The distillation controversy that won’t die
Did DeepSeek train on ChatGPT outputs? The question hangs over Chinese AI’s legitimacy. Microsoft and OpenAI claim to have identified suspicious data extraction from ChatGPT APIs by DeepSeek-linked accounts in late 2024. White House AI czar David Sacks stated there is “substantial evidence” of distillation.
DeepSeek hasn’t admitted to distilling its primary models. And critically, the company’s technical innovations—MoE architecture, MLA attention, FP8 training—represent genuine engineering breakthroughs that couldn’t be extracted from any API. The distillation debate may matter less than the capabilities those innovations enabled.
Legal recourse appears limited regardless. AI outputs may not be copyrightable, OpenAI’s terms-of-service violations are contractual rather than criminal, and as Stanford’s Mark Lemley noted: “Even assuming DeepSeek trained on OpenAI’s data, I don’t think OpenAI has much of a case.”

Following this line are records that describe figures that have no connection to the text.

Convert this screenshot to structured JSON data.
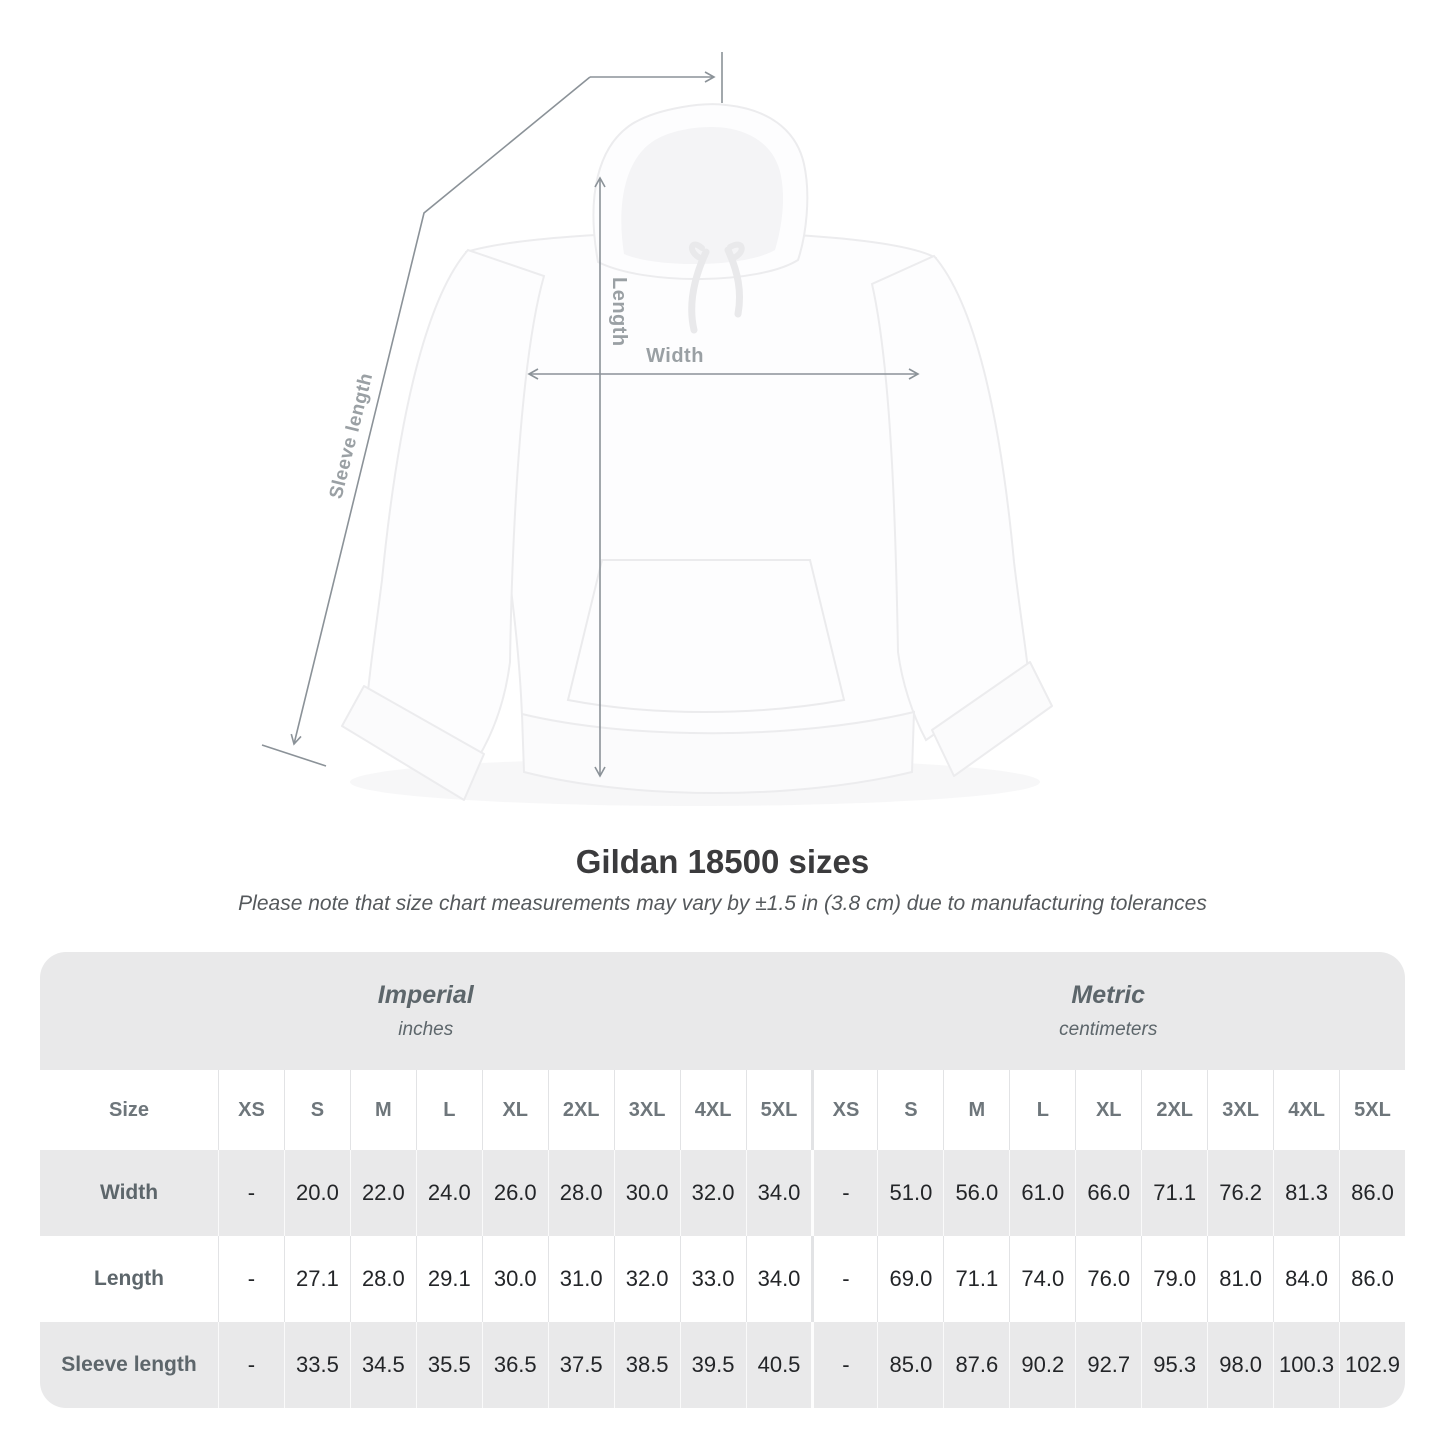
{
  "title": "Gildan 18500 sizes",
  "subtitle": "Please note that size chart measurements may vary by ±1.5 in (3.8 cm) due to manufacturing tolerances",
  "diagram": {
    "sleeve_label": "Sleeve length",
    "length_label": "Length",
    "width_label": "Width"
  },
  "table": {
    "sections": [
      {
        "label": "Imperial",
        "sublabel": "inches"
      },
      {
        "label": "Metric",
        "sublabel": "centimeters"
      }
    ],
    "size_header": "Size",
    "sizes": [
      "XS",
      "S",
      "M",
      "L",
      "XL",
      "2XL",
      "3XL",
      "4XL",
      "5XL"
    ],
    "rows": [
      {
        "label": "Width",
        "imperial": [
          "-",
          "20.0",
          "22.0",
          "24.0",
          "26.0",
          "28.0",
          "30.0",
          "32.0",
          "34.0"
        ],
        "metric": [
          "-",
          "51.0",
          "56.0",
          "61.0",
          "66.0",
          "71.1",
          "76.2",
          "81.3",
          "86.0"
        ]
      },
      {
        "label": "Length",
        "imperial": [
          "-",
          "27.1",
          "28.0",
          "29.1",
          "30.0",
          "31.0",
          "32.0",
          "33.0",
          "34.0"
        ],
        "metric": [
          "-",
          "69.0",
          "71.1",
          "74.0",
          "76.0",
          "79.0",
          "81.0",
          "84.0",
          "86.0"
        ]
      },
      {
        "label": "Sleeve length",
        "imperial": [
          "-",
          "33.5",
          "34.5",
          "35.5",
          "36.5",
          "37.5",
          "38.5",
          "39.5",
          "40.5"
        ],
        "metric": [
          "-",
          "85.0",
          "87.6",
          "90.2",
          "92.7",
          "95.3",
          "98.0",
          "100.3",
          "102.9"
        ]
      }
    ]
  },
  "colors": {
    "measure_line": "#8b9298",
    "measure_label": "#9aa0a4",
    "row_shade": "#e9e9ea",
    "title_text": "#3b3b3d",
    "value_text": "#232528"
  }
}
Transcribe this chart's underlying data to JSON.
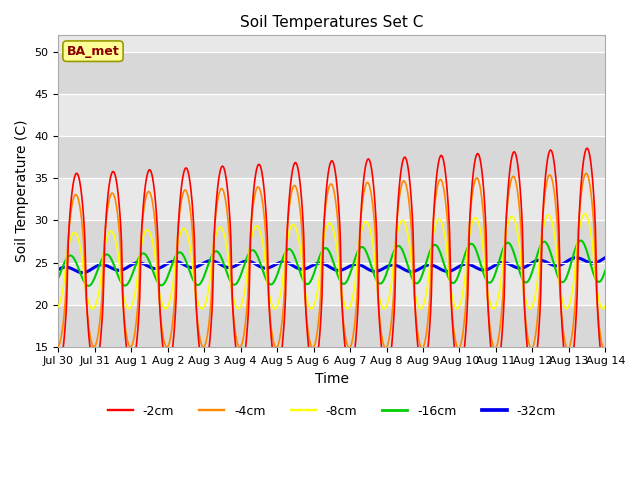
{
  "title": "Soil Temperatures Set C",
  "xlabel": "Time",
  "ylabel": "Soil Temperature (C)",
  "ylim": [
    15,
    52
  ],
  "yticks": [
    15,
    20,
    25,
    30,
    35,
    40,
    45,
    50
  ],
  "xtick_labels": [
    "Jul 30",
    "Jul 31",
    "Aug 1",
    "Aug 2",
    "Aug 3",
    "Aug 4",
    "Aug 5",
    "Aug 6",
    "Aug 7",
    "Aug 8",
    "Aug 9",
    "Aug 10",
    "Aug 11",
    "Aug 12",
    "Aug 13",
    "Aug 14"
  ],
  "legend_labels": [
    "-2cm",
    "-4cm",
    "-8cm",
    "-16cm",
    "-32cm"
  ],
  "line_colors": [
    "#ff0000",
    "#ff8800",
    "#ffff00",
    "#00cc00",
    "#0000ee"
  ],
  "line_widths": [
    1.2,
    1.2,
    1.2,
    1.5,
    2.2
  ],
  "plot_bg_color": "#e8e8e8",
  "band_color_light": "#e8e8e8",
  "band_color_dark": "#d8d8d8",
  "annotation_text": "BA_met",
  "annotation_bg": "#ffff99",
  "annotation_border": "#999900"
}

What this means for developers choosing models in 2025
The practical question isn’t geopolitical—it’s technical. Here’s what the benchmarks don’t tell you:
For tool calling and agents: GLM-4.5 leads on raw tool-calling success (90.6%), but GPT-5 and Claude Sonnet 4.5 remain more reliable for complex multi-step workflows. Local models struggle significantly—Docker’s evaluation found common failures including eager invocation (calling tools unnecessarily) and invalid arguments. Qwen 2.5 offers the best local tool-calling performance.
For coding: Claude Sonnet 4 (72.7% SWE-bench) and GPT-5.1 (76.3%) still lead, but DeepSeek V3.2 and Qwen2.5-Coder deliver 90%+ of that performance at 10%+ of the cost. For high-volume code generation, the economics favor Chinese open-weight models.
For reasoning and math: GPT-5 with tools achieves 100% on AIME 2025. But DeepSeek V3.2’s 96% without tools suggests the gap is closing—and at dramatically lower cost.
For production reliability: Enterprise teams should run fallback configurations across providers. OpenRouter enables automatic failover with 5% overhead. Budget for 73% of LLM applications failing before reaching users (Anthropic’s 2024 developer survey), and implement retry logic with exponential backoff regardless of which model you choose.
The uncomfortable conclusion
Chinese AI labs aren’t just competing—they’re defining the open-weight frontier. DeepSeek V3.2, Kimi K2, Qwen3, GLM-4.5, and MiniMax M2 collectively offer capabilities that match or exceed Western counterparts on most benchmarks, at costs that make American pricing look like luxury goods.
The Stanford AI Index 2025 quantifies the shift: benchmark gaps that were 17-31 percentage points in late 2023 narrowed to 0.3-8 percentage points by late 2024. On some measures, Chinese models now lead.
For developers and business leaders, the question isn’t whether to engage with Chinese open-weight models—it’s how. The combination of permissive licensing, local deployment options, and dramatically lower costs makes ignoring them a competitive handicap. Whether that advantage persists depends on whether American labs can match the efficiency innovations born from China’s chip restrictions, or whether OpenAI’s gpt-oss and Meta’s Llama can close the gap before Chinese models pull further ahead.
Right now, the momentum is clear. The open-weight AI race has a frontrunner, and it’s not who most expected.